Wednesday, March 5, 2008

For Microsoft Dynamics AX Development, Offshore Winds May Be Blowing Onshore

Written By Jeff Onesto, Director of Business Development, ASi (Originally released on MSDynamicsWorld.com)


Thomas L. Friedman wrote about the transition toward globalization in the best-selling book “The World is Flat - A Brief History of the Twenty-First Century”. This widely accepted metaphor of visualizing worldwide commerce and competition with equal opportunity to local competition has started to receive criticism. It is easy to challenge the ‘level playing field’ view by asking:
•Why has 90% of the world’s phone, web traffic and investment remained local?
•Why do global companies hire local professionals to run foreign operations?
•Why are more and more call centers coming back to the States?

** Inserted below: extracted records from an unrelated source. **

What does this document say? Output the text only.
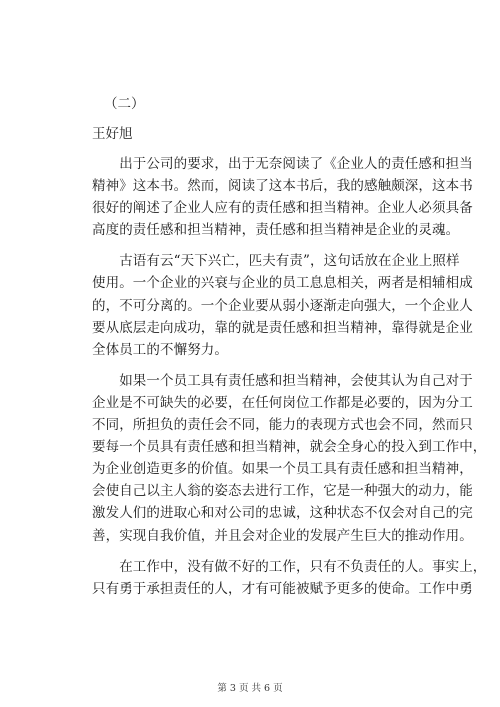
（二）
王好旭
　　出于公司的要求，出于无奈阅读了《企业人的责任感和担当
精神》这本书。然而，阅读了这本书后，我的感触颇深，这本书
很好的阐述了企业人应有的责任感和担当精神。企业人必须具备
高度的责任感和担当精神，责任感和担当精神是企业的灵魂。
　　古语有云“天下兴亡，匹夫有责”，这句话放在企业上照样
使用。一个企业的兴衰与企业的员工息息相关，两者是相辅相成
的，不可分离的。一个企业要从弱小逐渐走向强大，一个企业人
要从底层走向成功，靠的就是责任感和担当精神，靠得就是企业
全体员工的不懈努力。
　　如果一个员工具有责任感和担当精神，会使其认为自己对于
企业是不可缺失的必要，在任何岗位工作都是必要的，因为分工
不同，所担负的责任会不同，能力的表现方式也会不同，然而只
要每一个员具有责任感和担当精神，就会全身心的投入到工作中，
为企业创造更多的价值。如果一个员工具有责任感和担当精神，
会使自己以主人翁的姿态去进行工作，它是一种强大的动力，能
激发人们的进取心和对公司的忠诚，这种状态不仅会对自己的完
善，实现自我价值，并且会对企业的发展产生巨大的推动作用。
　　在工作中，没有做不好的工作，只有不负责任的人。事实上，
只有勇于承担责任的人，才有可能被赋予更多的使命。工作中勇
第 3 页 共 6 页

While we cannot deny that the Internet and other business and political developments have enabled borders to be crossed and have expanded many companies’ reach, there remains a clear preference by many—especially smaller and mid-size companies—for local support and competition. It is safe to assume that certain business elements can be effectively purchased or performed abroad, while others should not.

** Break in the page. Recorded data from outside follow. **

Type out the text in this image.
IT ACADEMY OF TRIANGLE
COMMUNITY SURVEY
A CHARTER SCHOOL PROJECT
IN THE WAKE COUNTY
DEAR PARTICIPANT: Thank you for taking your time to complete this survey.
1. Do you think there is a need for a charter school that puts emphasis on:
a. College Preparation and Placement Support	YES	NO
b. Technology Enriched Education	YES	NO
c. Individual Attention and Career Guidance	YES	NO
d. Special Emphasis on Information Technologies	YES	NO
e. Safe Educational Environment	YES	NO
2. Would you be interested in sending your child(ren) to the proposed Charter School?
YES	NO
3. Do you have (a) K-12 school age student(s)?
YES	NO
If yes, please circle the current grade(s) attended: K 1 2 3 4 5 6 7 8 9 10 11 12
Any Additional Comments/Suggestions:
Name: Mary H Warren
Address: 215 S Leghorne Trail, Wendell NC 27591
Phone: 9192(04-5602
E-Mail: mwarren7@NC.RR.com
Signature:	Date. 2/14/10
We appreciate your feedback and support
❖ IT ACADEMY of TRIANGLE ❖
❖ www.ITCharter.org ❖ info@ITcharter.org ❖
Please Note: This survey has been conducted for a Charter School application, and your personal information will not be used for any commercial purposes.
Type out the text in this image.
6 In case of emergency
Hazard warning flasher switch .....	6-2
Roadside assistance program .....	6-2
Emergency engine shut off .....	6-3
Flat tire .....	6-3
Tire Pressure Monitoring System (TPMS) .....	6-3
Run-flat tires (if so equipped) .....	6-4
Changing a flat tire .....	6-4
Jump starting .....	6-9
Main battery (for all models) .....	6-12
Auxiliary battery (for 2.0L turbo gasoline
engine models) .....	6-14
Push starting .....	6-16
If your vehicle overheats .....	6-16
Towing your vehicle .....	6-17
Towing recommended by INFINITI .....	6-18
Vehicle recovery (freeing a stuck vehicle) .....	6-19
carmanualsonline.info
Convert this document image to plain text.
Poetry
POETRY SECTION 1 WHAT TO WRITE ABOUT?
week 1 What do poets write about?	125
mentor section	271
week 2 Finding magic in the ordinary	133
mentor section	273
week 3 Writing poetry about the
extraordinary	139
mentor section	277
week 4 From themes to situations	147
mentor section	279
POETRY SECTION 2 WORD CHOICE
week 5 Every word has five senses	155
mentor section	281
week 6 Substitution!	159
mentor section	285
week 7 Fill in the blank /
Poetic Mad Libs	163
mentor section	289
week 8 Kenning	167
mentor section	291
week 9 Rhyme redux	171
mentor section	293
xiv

Looking at manufacturing in general, fierce competition, industry pressures and cheap overseas labor continue to lure many manufacturers into trade agreements and/or contract manufacturing offshore. Yet, almost every company struggles with on-time deliveries from their Asian or Latin America resources. Because of this, custom, make-to-order or engineered-to-order production typically remains in the U.S while lower margin, make-to-stock type-production has transitioned to overseas.
Yet as budgets tighten in today’s ERP market, we are already beginning to see an increase in offshore development for Microsoft Dynamics AX. But, is it the right fit?

I know there are always exceptions to the rule, but my experience has found that most mid-market companies lack the time, expertise, and resources to safely evaluate and take advantage of Offshore Development Centers (ODCs). Under no circumstances should mission-critical Microsoft Dynamics AX development, defined typically as functional design specs, development design specs and/or any quality control be outsourced.

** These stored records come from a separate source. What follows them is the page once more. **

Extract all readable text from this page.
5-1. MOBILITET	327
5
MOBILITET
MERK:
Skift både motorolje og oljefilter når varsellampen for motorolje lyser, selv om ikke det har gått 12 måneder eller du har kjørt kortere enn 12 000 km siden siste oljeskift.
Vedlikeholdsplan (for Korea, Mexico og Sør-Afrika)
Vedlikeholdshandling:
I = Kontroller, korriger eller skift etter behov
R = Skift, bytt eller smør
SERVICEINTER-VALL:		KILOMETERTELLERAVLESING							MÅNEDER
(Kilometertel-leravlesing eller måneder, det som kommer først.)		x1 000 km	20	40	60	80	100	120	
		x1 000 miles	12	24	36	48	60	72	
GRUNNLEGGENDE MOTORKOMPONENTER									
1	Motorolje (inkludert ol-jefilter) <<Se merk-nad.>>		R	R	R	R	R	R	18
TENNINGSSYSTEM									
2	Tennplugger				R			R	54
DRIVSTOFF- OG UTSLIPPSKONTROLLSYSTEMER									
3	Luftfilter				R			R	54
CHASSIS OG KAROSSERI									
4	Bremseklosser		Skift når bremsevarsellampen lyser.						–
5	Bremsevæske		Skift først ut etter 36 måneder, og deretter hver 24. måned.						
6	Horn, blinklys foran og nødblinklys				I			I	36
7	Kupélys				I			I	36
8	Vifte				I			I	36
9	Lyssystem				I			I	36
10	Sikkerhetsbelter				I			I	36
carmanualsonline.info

If you do decide to consider this option, I strongly recommend that you carefully review the Microsoft Dynamics AX partner’s local track record first. If the partner has trouble performing locally, you need not look any further. Microsoft Dynamics AX partners who do not have reputable onshore delivery models have no business venturing into these complex offshore models until organizational capabilities have matured.

Secondly, as a procurer of these services, I suggest you look closely at your own organization’s tolerance for risk and your internal available resources. Mid-market ODCs’ offerings do not have enough volume to warrant compliance or certifications with strict standards from Software Engineering Institute (SEI) such as Capability Maturity Model (CMM), International Standards Organization (ISO) or Six Sigma. This means that your company will most likely be responsible for managing the quality of these far-away resources. Any hourly price savings is quickly lost through only a small amount of project overruns or mis-steps.

Finally, make sure you review the components you are looking to outsource. Is this something that gives your organization a competitive advantage? And if so, is this something that you want your competition to have? With an open source code structure such as with Microsoft Dynamics AX, you can bet at least one disgruntled, underpaid offshore resource may be tempted to CUT/PASTE your code. And, any legal council will tell you that enforcing NDA’s internationally is expensive, and often more trouble than it’s worth.

In my eyes, the average volume of safe, non-critical Microsoft Dynamics AX customizations that can be shipped overseas for mid-market implementations of Microsoft Dynamics AX does not provide enough benefit via costs savings to outweigh the increased level of risk. If you want high quality, the answer probably begins and ends with your partner’s location, location, location!